Wednesday, September 09, 2015

Not as Dramatic as Our Bug in the Camera But Same Principle

English: Cameroonian journalists at a press co...
English: Cameroonian journalists at a press conference with U.S. Ambassador R. Niels Marquardt in Yaoundé, 19 January 2006. (Photo credit: Wikipedia)

from rsf website


JOURNALISTS ARE NOT INFORMANTS

PUBLISHED ON WEDNESDAY 29 OCTOBER 2014.
Two Cameroonian journalists face military court charges of failure to report a destabilization plot.
Journalists Felix Cyriaque Ebole Bola of the daily Mutations and Rodrigue Tongue of Le Messager, were charged following a 28 October military court hearing in Yaoundé with “non-denunciation” of facts potentially endangering state security.
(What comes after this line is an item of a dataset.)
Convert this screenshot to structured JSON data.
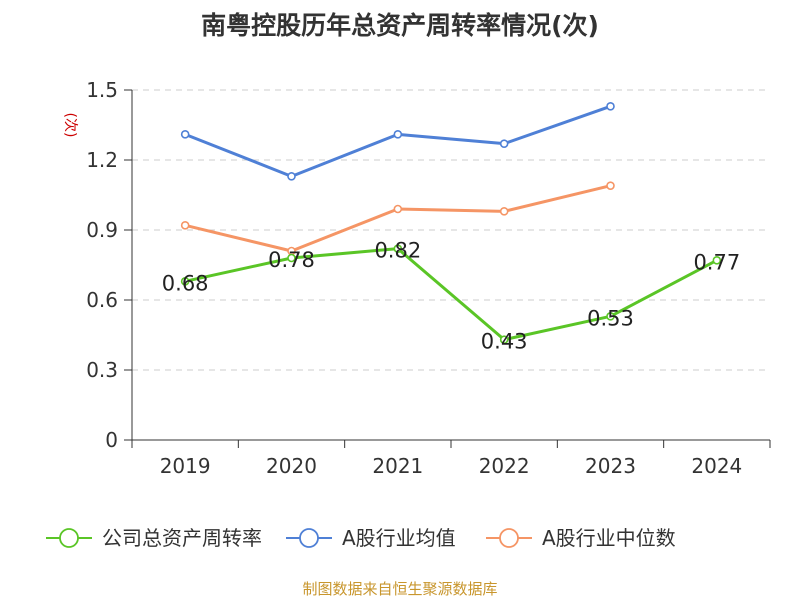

Baba Wamé, a former journalist and professor was accused of the same charges.
“This charge prompts great concern for freedom of information in Cameroon,” said Cléa Kahn-Sriber, head of the Africa desk of Reporters Without Borders. “Journalists should not become assets for state security agents. On the contrary, they must maintain their independence from government if they want to continue working as journalists. To demand that they become informants for government agencies is to destroy the essential quality of journalism. We ask the military court to drop these charges against the two journalists.”
Colleagues of the two journalists appeared in court to support them. They were ejected from the courtroom but gathered in front of the court to show their anger at the proceedings.
The two indicted journalists remain free under judiciary supervision. They must report to the court once a week, may not leave Yaoundé, and are barred from commenting about the case.
The matter began when Ebole Bola and Tongue learned of an Central African rebel chief stationed on the border of Cameroon claiming to be in possession of national security information. The editorial staff of Mutations told Reporters Without Borders that Ebole Bola wrote to the national security delegate informing him of this news and requesting confirmation. In response, the police asked the journalist to share information and to provide any updates he might gather in the future.
Communications ceased at that point. Then, Mutations was ordered to court for not having responded to the police request. But the journalist had never received an official subpoena. Can he be charged with not sharing information, when he was never asked to do so?
Xavier Messe, editor of Mutations, told RWB that the case poses grave worries for the status of journalists and their ability to protect sources. He said: “Cameroon faces a grave security situation. Attacks take place every day on the border with the Central African Republic. People are kidnapped. There are also security problems in the north caused by Boko Haram. The government holds that in these circumstances, journalists must cooperate...We are committed to being responsible. We receive information every day, but we don’t publish it all because some items could disrupt public peace and order. We follow that policy because we are committed to journalistic responsibility, above all in wartime. But journalists cannot be asked to become intelligence agents. If I had wanted to be a police officer, I would have chosen that profession. To each his own. Our credibility and our journalistic conscience are at stake.”
Cameroon is ranked 131st of 180 countries in the 2014 Reporters Without Borders world press freedom index.